UGT considera que este día es un día para tomar conciencia de la necesidad de ayuda a niños, niñas y personas trabajadoras con trastornos del espectro autista, y de las dificultades en que pueden encontrase para ser sujetos de pleno derecho, llevar una vida plena, y su inclusión tanto en el ámbito escolar, como formativo y laboral; en definitiva, para su inclusión en nuestra sociedad.

Los derechos de las personas con discapacidad están recogidos en la Convención de los Derechos de las Personas con Discapacidad de las Naciones Unidas (ONU), ratificada por España el 3 de diciembre de 2007 y parte integrante del Derecho Español desde el 3 de mayo de 2008, donde se reconoce el derecho de las personas con discapacidad a trabajar en igualdad de condiciones con las demás, a condiciones de trabajo justas y favorables y, en particular, a igualdad de oportunidades y de remuneración por trabajo de igual valor.

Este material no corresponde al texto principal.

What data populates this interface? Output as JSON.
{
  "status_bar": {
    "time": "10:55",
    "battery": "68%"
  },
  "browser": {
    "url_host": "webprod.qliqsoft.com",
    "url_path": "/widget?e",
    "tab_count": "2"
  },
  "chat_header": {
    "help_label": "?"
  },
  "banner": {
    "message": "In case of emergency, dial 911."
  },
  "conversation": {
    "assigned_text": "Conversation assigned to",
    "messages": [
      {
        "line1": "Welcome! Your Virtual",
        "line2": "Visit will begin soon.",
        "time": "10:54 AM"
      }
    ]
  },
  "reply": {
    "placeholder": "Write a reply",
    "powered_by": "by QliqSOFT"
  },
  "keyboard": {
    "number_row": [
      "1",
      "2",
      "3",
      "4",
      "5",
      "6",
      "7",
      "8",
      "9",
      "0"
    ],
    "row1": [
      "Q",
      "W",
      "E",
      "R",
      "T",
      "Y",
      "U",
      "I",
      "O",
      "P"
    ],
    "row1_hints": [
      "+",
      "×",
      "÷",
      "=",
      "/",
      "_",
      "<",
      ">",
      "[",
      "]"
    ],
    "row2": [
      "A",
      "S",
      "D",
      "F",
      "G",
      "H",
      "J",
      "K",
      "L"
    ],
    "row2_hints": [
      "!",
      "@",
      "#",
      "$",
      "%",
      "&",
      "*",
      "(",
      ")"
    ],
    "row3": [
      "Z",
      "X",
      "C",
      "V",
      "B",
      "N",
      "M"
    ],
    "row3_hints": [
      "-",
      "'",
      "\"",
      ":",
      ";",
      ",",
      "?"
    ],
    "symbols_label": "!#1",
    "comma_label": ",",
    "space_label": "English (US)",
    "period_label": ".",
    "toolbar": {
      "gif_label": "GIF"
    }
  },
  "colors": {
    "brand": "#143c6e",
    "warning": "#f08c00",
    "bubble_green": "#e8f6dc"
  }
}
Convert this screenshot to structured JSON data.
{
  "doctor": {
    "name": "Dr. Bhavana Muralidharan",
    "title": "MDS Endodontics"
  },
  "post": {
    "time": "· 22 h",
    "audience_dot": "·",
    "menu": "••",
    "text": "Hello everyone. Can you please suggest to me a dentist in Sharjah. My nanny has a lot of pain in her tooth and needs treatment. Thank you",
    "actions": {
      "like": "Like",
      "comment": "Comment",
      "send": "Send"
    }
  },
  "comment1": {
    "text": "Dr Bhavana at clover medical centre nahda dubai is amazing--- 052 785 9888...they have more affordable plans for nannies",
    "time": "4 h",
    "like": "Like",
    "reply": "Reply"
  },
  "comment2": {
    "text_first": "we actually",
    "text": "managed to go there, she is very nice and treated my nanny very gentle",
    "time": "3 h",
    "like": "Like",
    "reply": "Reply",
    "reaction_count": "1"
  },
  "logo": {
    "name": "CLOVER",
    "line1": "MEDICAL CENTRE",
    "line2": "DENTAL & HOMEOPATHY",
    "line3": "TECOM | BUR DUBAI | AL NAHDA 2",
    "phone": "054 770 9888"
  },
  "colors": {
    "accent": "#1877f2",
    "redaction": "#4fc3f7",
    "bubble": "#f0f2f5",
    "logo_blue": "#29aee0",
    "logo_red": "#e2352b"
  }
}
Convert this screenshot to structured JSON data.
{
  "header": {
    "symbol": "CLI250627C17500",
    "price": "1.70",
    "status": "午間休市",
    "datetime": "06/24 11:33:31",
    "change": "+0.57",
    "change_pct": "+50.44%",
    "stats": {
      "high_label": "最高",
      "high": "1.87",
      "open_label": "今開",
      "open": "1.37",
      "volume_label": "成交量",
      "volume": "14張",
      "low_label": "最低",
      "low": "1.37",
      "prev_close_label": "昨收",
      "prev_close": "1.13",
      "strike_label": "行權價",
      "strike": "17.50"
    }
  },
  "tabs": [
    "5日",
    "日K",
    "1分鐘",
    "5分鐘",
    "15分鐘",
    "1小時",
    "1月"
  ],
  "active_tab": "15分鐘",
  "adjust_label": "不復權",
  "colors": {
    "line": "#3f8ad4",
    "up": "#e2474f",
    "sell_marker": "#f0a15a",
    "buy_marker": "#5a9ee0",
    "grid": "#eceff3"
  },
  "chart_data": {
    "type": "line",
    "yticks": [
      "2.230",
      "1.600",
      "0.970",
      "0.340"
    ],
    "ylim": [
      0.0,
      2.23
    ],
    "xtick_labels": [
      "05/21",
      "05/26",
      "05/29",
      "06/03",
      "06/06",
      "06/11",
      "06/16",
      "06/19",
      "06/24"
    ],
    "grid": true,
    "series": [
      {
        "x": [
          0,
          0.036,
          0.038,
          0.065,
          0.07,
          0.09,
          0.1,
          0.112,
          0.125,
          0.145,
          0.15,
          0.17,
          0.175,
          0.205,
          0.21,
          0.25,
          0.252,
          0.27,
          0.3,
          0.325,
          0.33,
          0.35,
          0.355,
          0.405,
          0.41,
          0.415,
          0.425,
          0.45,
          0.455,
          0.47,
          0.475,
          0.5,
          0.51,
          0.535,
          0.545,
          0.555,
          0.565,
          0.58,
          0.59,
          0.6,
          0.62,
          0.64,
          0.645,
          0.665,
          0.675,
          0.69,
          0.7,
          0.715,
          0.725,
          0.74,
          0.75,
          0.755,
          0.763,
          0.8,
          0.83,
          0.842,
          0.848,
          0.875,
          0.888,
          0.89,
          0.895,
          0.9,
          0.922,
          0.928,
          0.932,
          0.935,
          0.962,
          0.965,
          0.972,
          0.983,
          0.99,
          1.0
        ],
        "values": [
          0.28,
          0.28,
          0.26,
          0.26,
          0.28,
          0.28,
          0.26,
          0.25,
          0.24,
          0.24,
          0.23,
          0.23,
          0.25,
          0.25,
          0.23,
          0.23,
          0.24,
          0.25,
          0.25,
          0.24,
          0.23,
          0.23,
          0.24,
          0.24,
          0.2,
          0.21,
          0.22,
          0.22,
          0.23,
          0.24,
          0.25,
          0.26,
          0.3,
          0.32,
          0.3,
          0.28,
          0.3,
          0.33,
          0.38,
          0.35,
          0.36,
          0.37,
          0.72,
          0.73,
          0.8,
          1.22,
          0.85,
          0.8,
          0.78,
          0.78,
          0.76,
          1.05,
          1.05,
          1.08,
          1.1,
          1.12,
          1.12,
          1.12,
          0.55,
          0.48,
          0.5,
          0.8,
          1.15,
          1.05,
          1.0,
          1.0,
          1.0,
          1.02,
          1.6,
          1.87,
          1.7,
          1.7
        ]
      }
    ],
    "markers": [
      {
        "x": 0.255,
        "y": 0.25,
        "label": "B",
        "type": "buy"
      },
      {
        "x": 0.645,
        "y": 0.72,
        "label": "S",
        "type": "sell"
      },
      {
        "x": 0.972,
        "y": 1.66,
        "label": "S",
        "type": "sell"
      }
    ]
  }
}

Las personas con autismo deben formar parte de nuestra sociedad, de una sociedad que no les incluya por un acto de caridad, sino por derecho, ofreciéndoles oportunidades, facilitándoles un puesto de trabajo, que no olvidemos que es un escenario esencial de socialización, que permite la independencia económica y el reconocimiento social que supone realizar una labor productiva.

El sindicato demanda mayores recursos de apoyo y orientación a las familias, mayores recursos escolares y formativos, y el replanteamiento global de todas las políticas dirigidas a las personas con discapacidad ya que todavía no se ha logrado su verdadera inclusión.

Concretamente en el caso de las personas con autismo, las políticas de inclusión laboral deben tener en cuenta las dificultades cognitivas, y por ello es fundamental que en los centros de trabajo se realicen los ajustes razonables que sean necesarios para que puedan realizar su tarea; y se diseñen programas individualizados que permitan una adaptación progresiva al propio puesto.

Desde UGT, a través de la negociación colectiva, velamos por la incorporación al empleo de los trabajadores con discapacidad, atendiendo a factores como las características de los sectores y las empresas, las capacidades y aptitudes de los trabajadores y la posible adaptación de los puestos de trabajo.

La verdadera inclusión debe contextualizarse dentro de los derechos humanos, en ámbitos como son el acceso a la educación, a la formación, a la libre elección de un empleo en igualdad de condiciones laborales y salariales, a la cultura, o al transporte en igualdad de condiciones, dotando a las personas con discapacidad de herramientas para su pleno ejercicio.